Powerful Graph Neural Networks for Relational Databases


Joshua Robinson

Joshua Robinson

Joshua is a postdoctoral scholar at Stanford working with Jure Leskovec. He obtained his PhD from MIT CSAIL in 2023, where we was advised by Stefanie Jegelka and Suvrit Sra. His interests include 1) designing algorithms for learning over structured domains, such as graphs, eigenvectors, and relational databases, and 2) self-supervised representation learning. He was also a co-organizer of the first LoG conference.

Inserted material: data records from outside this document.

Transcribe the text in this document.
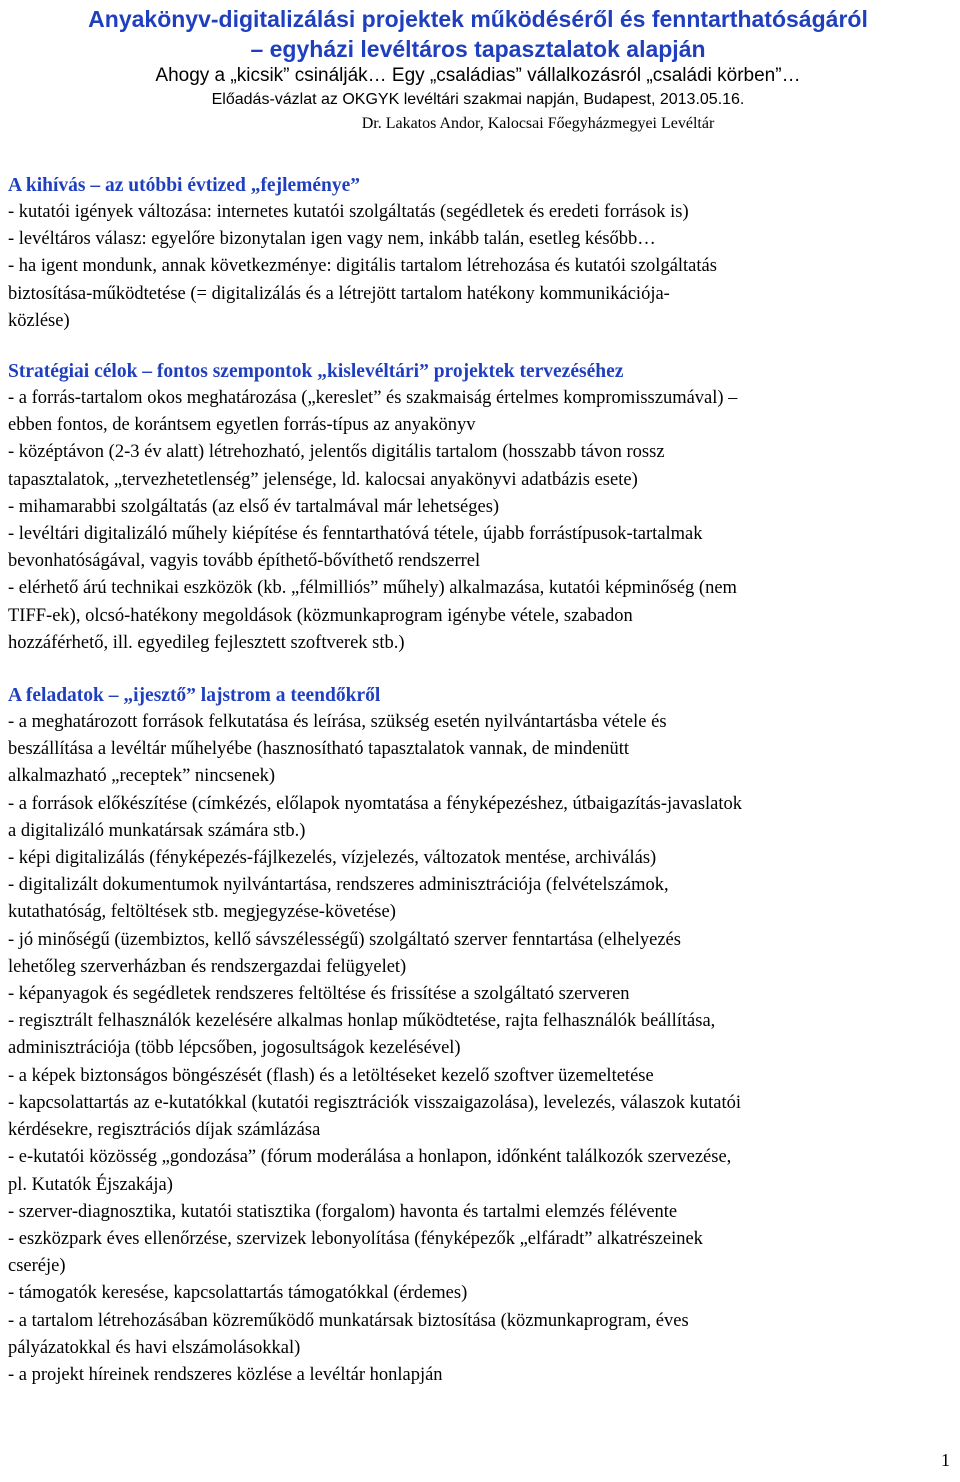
Anyakönyv-digitalizálási projektek működéséről és fenntarthatóságáról

– egyházi levéltáros tapasztalatok alapján

Ahogy a „kicsik” csinálják… Egy „családias” vállalkozásról „családi körben”…

Előadás-vázlat az OKGYK levéltári szakmai napján, Budapest, 2013.05.16.

Dr. Lakatos Andor, Kalocsai Főegyházmegyei Levéltár

A kihívás – az utóbbi évtized „fejleménye”

- kutatói igények változása: internetes kutatói szolgáltatás (segédletek és eredeti források is)

- levéltáros válasz: egyelőre bizonytalan igen vagy nem, inkább talán, esetleg később…

- ha igent mondunk, annak következménye: digitális tartalom létrehozása és kutatói szolgáltatás
biztosítása-működtetése (= digitalizálás és a létrejött tartalom hatékony kommunikációja-
közlése)

Stratégiai célok – fontos szempontok „kislevéltári” projektek tervezéséhez

- a forrás-tartalom okos meghatározása („kereslet” és szakmaiság értelmes kompromisszumával) –
ebben fontos, de korántsem egyetlen forrás-típus az anyakönyv

- középtávon (2-3 év alatt) létrehozható, jelentős digitális tartalom (hosszabb távon rossz
tapasztalatok, „tervezhetetlenség” jelensége, ld. kalocsai anyakönyvi adatbázis esete)

- mihamarabbi szolgáltatás (az első év tartalmával már lehetséges)

- levéltári digitalizáló műhely kiépítése és fenntarthatóvá tétele, újabb forrástípusok-tartalmak
bevonhatóságával, vagyis tovább építhető-bővíthető rendszerrel

- elérhető árú technikai eszközök (kb. „félmilliós” műhely) alkalmazása, kutatói képminőség (nem
TIFF-ek), olcsó-hatékony megoldások (közmunkaprogram igénybe vétele, szabadon
hozzáférhető, ill. egyedileg fejlesztett szoftverek stb.)

A feladatok – „ijesztő” lajstrom a teendőkről

- a meghatározott források felkutatása és leírása, szükség esetén nyilvántartásba vétele és
beszállítása a levéltár műhelyébe (hasznosítható tapasztalatok vannak, de mindenütt
alkalmazható „receptek” nincsenek)

- a források előkészítése (címkézés, előlapok nyomtatása a fényképezéshez, útbaigazítás-javaslatok
a digitalizáló munkatársak számára stb.)

- képi digitalizálás (fényképezés-fájlkezelés, vízjelezés, változatok mentése, archiválás)

- digitalizált dokumentumok nyilvántartása, rendszeres adminisztrációja (felvételszámok,
kutathatóság, feltöltések stb. megjegyzése-követése)

- jó minőségű (üzembiztos, kellő sávszélességű) szolgáltató szerver fenntartása (elhelyezés
lehetőleg szerverházban és rendszergazdai felügyelet)

- képanyagok és segédletek rendszeres feltöltése és frissítése a szolgáltató szerveren

- regisztrált felhasználók kezelésére alkalmas honlap működtetése, rajta felhasználók beállítása,
adminisztrációja (több lépcsőben, jogosultságok kezelésével)

- a képek biztonságos böngészését (flash) és a letöltéseket kezelő szoftver üzemeltetése

- kapcsolattartás az e-kutatókkal (kutatói regisztrációk visszaigazolása), levelezés, válaszok kutatói
kérdésekre, regisztrációs díjak számlázása

- e-kutatói közösség „gondozása” (fórum moderálása a honlapon, időnként találkozók szervezése,
pl. Kutatók Éjszakája)

- szerver-diagnosztika, kutatói statisztika (forgalom) havonta és tartalmi elemzés félévente

- eszközpark éves ellenőrzése, szervizek lebonyolítása (fényképezők „elfáradt” alkatrészeinek
cseréje)

- támogatók keresése, kapcsolattartás támogatókkal (érdemes)

- a tartalom létrehozásában közreműködő munkatársak biztosítása (közmunkaprogram, éves
pályázatokkal és havi elszámolásokkal)

- a projekt híreinek rendszeres közlése a levéltár honlapján

1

Much of the world’s data is stored in relational databases, which contain multiple tables whose rows are connected via primary-foreign key relations [1]. Consequently, many interesting forecasting problems can be thought of as predictions on relational data (Who will win next weekend’s F1? Will patient A respond to treatment X?). Crucially, relational databases can be viewed as “relational graphs”, with one node per table row, and edges given by primary-foreign key relations. However, relational graphs are not arbitrary graphs. They are k-partite, and some of the node partitions have a fixed number of in- and out-edges per node. This suggests a need for specialized GNN architectures suited to this graph data. The aim of this project will be an initial scoping of the (in)suitability of existing GNNs for processing relational graphs. Depending on student interest, this project’s scope is both a) empirical: evaluating the performance of existing GNN models and components to determine best modeling practices (for testing we have recently released a benchmark suite: https://relbench.stanford.edu/), or b) theoretical: finding examples of relational data structures that existing GNNs cannot distinguish. In both cases, this lays the groundwork for designing more powerful graph networks for relational data.

[1] Relational Deep Learning: Graph Representation Learning on Relational Databases, Fey et al. 2023 arXiv:2312.04615.